Adotando esta ideia, para Salas Oroño o principal déficit do governo de Lugo deveria ser situado no plano político: “Em comparação com outros governos do Cone Sul, que também tem dívidas sociais, Lugo não conquistou, nem sequer, uma mudança nos realinhamentos das identidades político-partidárias. As fragilidades das fronteiras políticas, que ele traçou, não serviram nem para conter seus próprios aliados; no final, foi o Partido Liberal quem definiu a sorte do Presidente”, conclui.

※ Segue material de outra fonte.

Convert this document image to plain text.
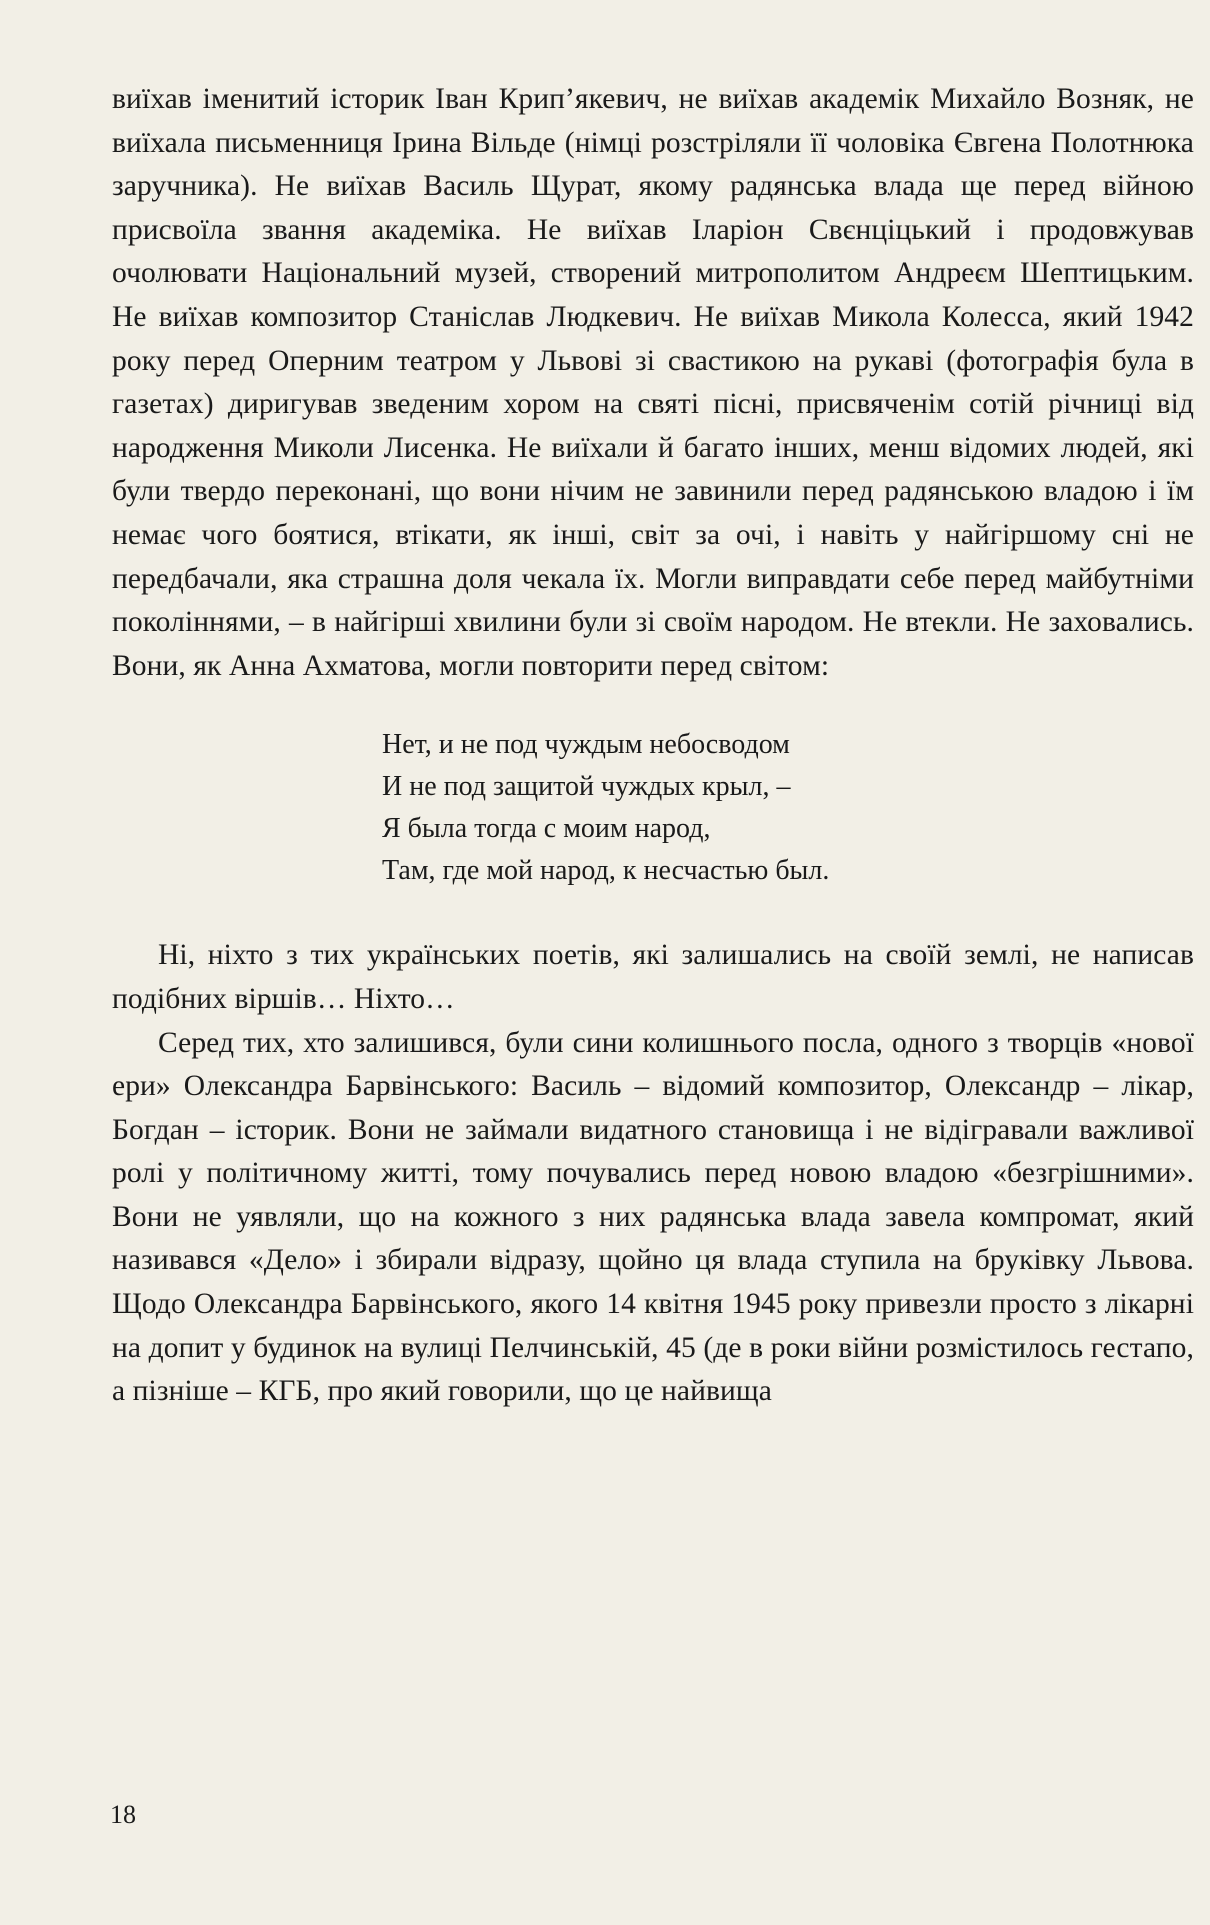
виїхав іменитий історик Іван Крип’якевич, не виїхав академік Михайло Возняк, не виїхала письменниця Ірина Вільде (німці розстріляли її чоловіка Євгена Полотнюка заручника). Не виїхав Василь Щурат, якому радянська влада ще перед війною присвоїла звання академіка. Не виїхав Іларіон Свєнціцький і продовжував очолювати Національний музей, створений митрополитом Андреєм Шептицьким. Не виїхав композитор Станіслав Людкевич. Не виїхав Микола Колесса, який 1942 року перед Оперним театром у Львові зі свастикою на рукаві (фотографія була в газетах) диригував зведеним хором на святі пісні, присвяченім сотій річниці від народження Миколи Лисенка. Не виїхали й багато інших, менш відомих людей, які були твердо переконані, що вони нічим не завинили перед радянською владою і їм немає чого боятися, втікати, як інші, світ за очі, і навіть у найгіршому сні не передбачали, яка страшна доля чекала їх. Могли виправдати себе перед майбутніми поколіннями, – в найгірші хвилини були зі своїм народом. Не втекли. Не заховались. Вони, як Анна Ахматова, могли повторити перед світом:

Нет, и не под чуждым небосводом
И не под защитой чуждых крыл, –
Я была тогда с моим народ,
Там, где мой народ, к несчастью был.

Ні, ніхто з тих українських поетів, які залишались на своїй землі, не написав подібних віршів… Ніхто…

Серед тих, хто залишився, були сини колишнього посла, одного з творців «нової ери» Олександра Барвінського: Василь – відомий композитор, Олександр – лікар, Богдан – історик. Вони не займали видатного становища і не відігравали важливої ролі у політичному житті, тому почувались перед новою владою «безгрішними». Вони не уявляли, що на кожного з них радянська влада завела компромат, який називався «Дело» і збирали відразу, щойно ця влада ступила на бруківку Львова. Щодо Олександра Барвінського, якого 14 квітня 1945 року привезли просто з лікарні на допит у будинок на вулиці Пелчинській, 45 (де в роки війни розмістилось гестапо, а пізніше – КГБ, про який говорили, що це найвища

18
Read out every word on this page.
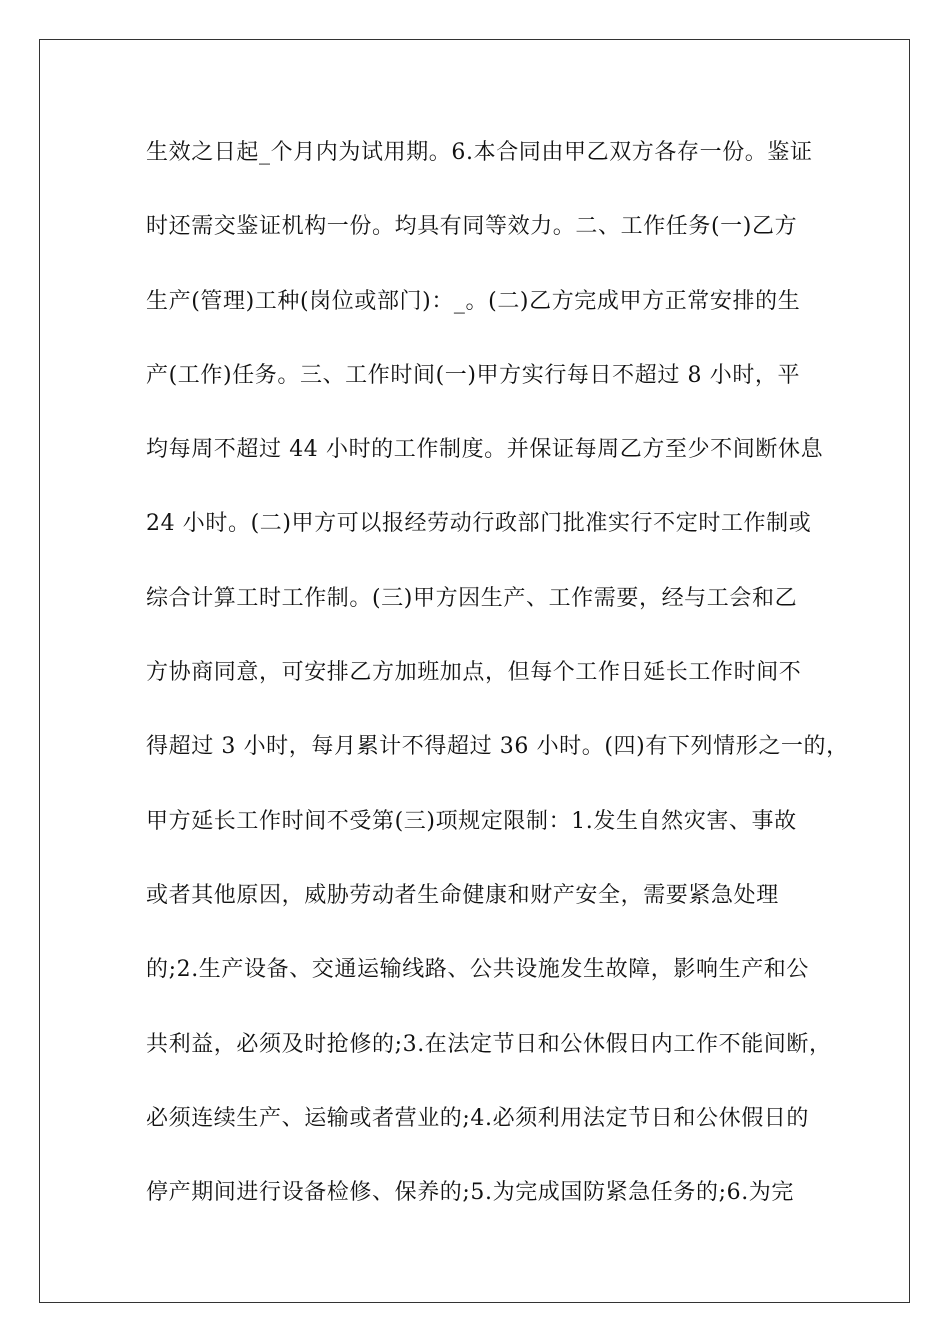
生效之日起_个月内为试用期。6.本合同由甲乙双方各存一份。鉴证
时还需交鉴证机构一份。均具有同等效力。二、工作任务(一)乙方
生产(管理)工种(岗位或部门)：_。(二)乙方完成甲方正常安排的生
产(工作)任务。三、工作时间(一)甲方实行每日不超过 8 小时，平
均每周不超过 44 小时的工作制度。并保证每周乙方至少不间断休息
24 小时。(二)甲方可以报经劳动行政部门批准实行不定时工作制或
综合计算工时工作制。(三)甲方因生产、工作需要，经与工会和乙
方协商同意，可安排乙方加班加点，但每个工作日延长工作时间不
得超过 3 小时，每月累计不得超过 36 小时。(四)有下列情形之一的，
甲方延长工作时间不受第(三)项规定限制：1.发生自然灾害、事故
或者其他原因，威胁劳动者生命健康和财产安全，需要紧急处理
的;2.生产设备、交通运输线路、公共设施发生故障，影响生产和公
共利益，必须及时抢修的;3.在法定节日和公休假日内工作不能间断，
必须连续生产、运输或者营业的;4.必须利用法定节日和公休假日的
停产期间进行设备检修、保养的;5.为完成国防紧急任务的;6.为完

Em semelhante sentido, o advogado e titular da Direção Nacional Eleitoral, Alejandro Tullio, questionou a atitude do Senado paraguaio e argumentou que na Constituição “há conceitos não explícitos porque seu significado está implícito”. Um desses significados implícitos é o de julgamento, “que requer ampla acusação factual, exercício substancial – não formal – do direito de defesa e, além disso, uma sentença fundamentada”. Para Tullio, o Senado, nos fatos, não julgou e nem sentenciou, mas decidiu e votou a destituição “num exercício autojustificativo, em que o fundamento da decisão é unicamente a faculdade legal de adotá-la”. Segundo Tullio, esta atitude do Senado está em conformidade com “uma espécie imprópria de revogação de mandato”, imprópria porque só quem concede o mandato é que pode revogá-lo, nesse caso, o povo paraguaio.

Ao final da análise, o debate não parece encontrar um desfecho comum. A qualificação como golpe de Estado depende, em grande medida, da ênfase dada às irregularidades, reconhecidas pelos intelectuais, ao processo de destituição, encabeçadas pela ausência de um exercício real do direito de defesa, falta de rigor na acusação realizada pela Câmara de Deputados e os prazos acelerados, que serviram para evitar o impacto da pressão internacional.

Esta análise está em sintonia com as palavras do secretário geral da OEA, o chileno José Miguel Insulza, que afirmou, em referência ao caso, que “o estrito apego à letra formal da norma não significa necessariamente o apego aos princípios”.